El dominicano tiene sano orgullo personal, de su suelo y de su pueblo
Prefiero empezar por los cibaeños, cuya base actitudinal incluye la noción de “ser persona” y, a su vez, la de ser querido y respetado por otras personas. Fundamentalmente: servir, agradar.
Cuando niño frecuentaba el río Verde, en las proximidades de La Penda, Jimayaco y Cabirmota.
La Penda era el predio de mi bisabuelo, Baudilio Grullón, un liniero, hacendado y tabaquero; acordeonista y bailador; autor del merengue “Juangomero”, compuesto para Lola Pérez, mi bisabuela (Chaljub).
Recorrían mis ojos los patios barridos de los pobres, sus vallados llenos de flores. Aún los pisos de tierra estaban relucientes de arenas amarillas, procuradas en minas cercanas, para lucir pulcritud y buen gusto.
Recientemente, me decretaron covid y me exilié en las lomas del Cibao, por dos semanas para no contaminar amigos ni familiares.
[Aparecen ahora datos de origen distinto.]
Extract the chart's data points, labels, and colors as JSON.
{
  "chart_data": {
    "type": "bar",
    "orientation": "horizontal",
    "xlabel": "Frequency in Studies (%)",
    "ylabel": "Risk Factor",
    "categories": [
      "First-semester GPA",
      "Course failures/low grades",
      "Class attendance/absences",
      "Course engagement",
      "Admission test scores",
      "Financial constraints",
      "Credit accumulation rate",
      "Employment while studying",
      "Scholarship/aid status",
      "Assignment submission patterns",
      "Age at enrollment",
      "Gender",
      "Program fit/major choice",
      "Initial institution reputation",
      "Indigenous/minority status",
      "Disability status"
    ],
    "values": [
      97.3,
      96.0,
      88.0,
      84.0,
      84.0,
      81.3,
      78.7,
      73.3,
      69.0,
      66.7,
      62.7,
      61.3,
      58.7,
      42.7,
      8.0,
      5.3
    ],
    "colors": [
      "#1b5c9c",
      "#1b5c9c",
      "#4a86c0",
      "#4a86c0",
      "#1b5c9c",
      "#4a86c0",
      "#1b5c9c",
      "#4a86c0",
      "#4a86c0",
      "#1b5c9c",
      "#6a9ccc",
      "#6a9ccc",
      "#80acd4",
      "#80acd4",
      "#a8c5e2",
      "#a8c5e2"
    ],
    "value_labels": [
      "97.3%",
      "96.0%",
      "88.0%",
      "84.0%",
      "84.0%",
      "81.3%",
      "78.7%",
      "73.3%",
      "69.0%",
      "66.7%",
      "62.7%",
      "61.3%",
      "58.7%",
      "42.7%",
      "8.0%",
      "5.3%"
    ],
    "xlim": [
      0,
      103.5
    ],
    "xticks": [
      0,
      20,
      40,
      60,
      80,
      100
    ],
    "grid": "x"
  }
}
No recuerdo mejores vacaciones, con el frescor de la loma y el río cercano, las chorreras a contrapunto con en el intenso “in crescendo vibrato” de las “chicharas”, celebrando jubilosas la llegada del verano. El dúo sinfónico más primigenio y bello del mundo.
Con el diagnóstico “negativo” en mano procedí a visitar familiares y amigos en La Vega, Santiago y San Francisco.
Decidí almorzar en El Pez Dorado con Henki, y saludar a Alfredo y Jorgito. Un filete London Broil, con vino del río Hoja (Rioja), como cuando éramos jóvenes triunfadores en Santiago.
Me paseé para ver los murales de Los Pepines, mi barrio (vivía en la Cuba, próximo a la Calle del Sol). La calle Dr. Joseph Eldon, el magnánimo médico irlandés que cuando Lilís acompañó la construcción del tren Puerto Plata-Sanchez, y se quedó prendado del Cibao.
La intención estética del cibaeño, del que hablo porque conozco y pertenezco a esa gente, es parte muy importante de su personalidad. De gente que se baña en ducha todos los días de su vida; con jabón de olor. Que viste y luce su muda, siempre limpia y planchada, aunque sea muy modesta.
Pasé por Moca, Salcedo y Tenares, con sus murales, y el hermoseamiento de sus entradas y parques.
El dominicano tiene sano orgullo personal, de su suelo y de su pueblo. Principalmente ese que conozco mejor, el cibaeño. Que tiene en su familia su identidad, referencia y pertenencia.
Los cibaeños son proverbiales. Los de Nueva York, pagan sumas mensuales fabulosas para asegurarse que están en el Censo, y en la nómina espiritual de sus gentes. Que los esperan siempre.
Y que saben que eso es muchísimo mejor que pertenecer al Country Club, al Sirio-libanés, al Centro Español o de Recreo. Que sabe que la gente lo respeta por ser persona, no por lo que tiene.
Un argentino escribió: “Soy cibaeño y orgulloso de poder decir, que mi Cibao es lo más regio del país” (Angel Bussy).
Un sentir que se hace más auténtico cuando la fe está “de por medio”; la fe que nos abraza y nos unifica, y se hace manifiesta en cada gesto y cada palabra saboreada con í, bien marcada, que nos recuerda ese “nosotros” tan diferente y noble.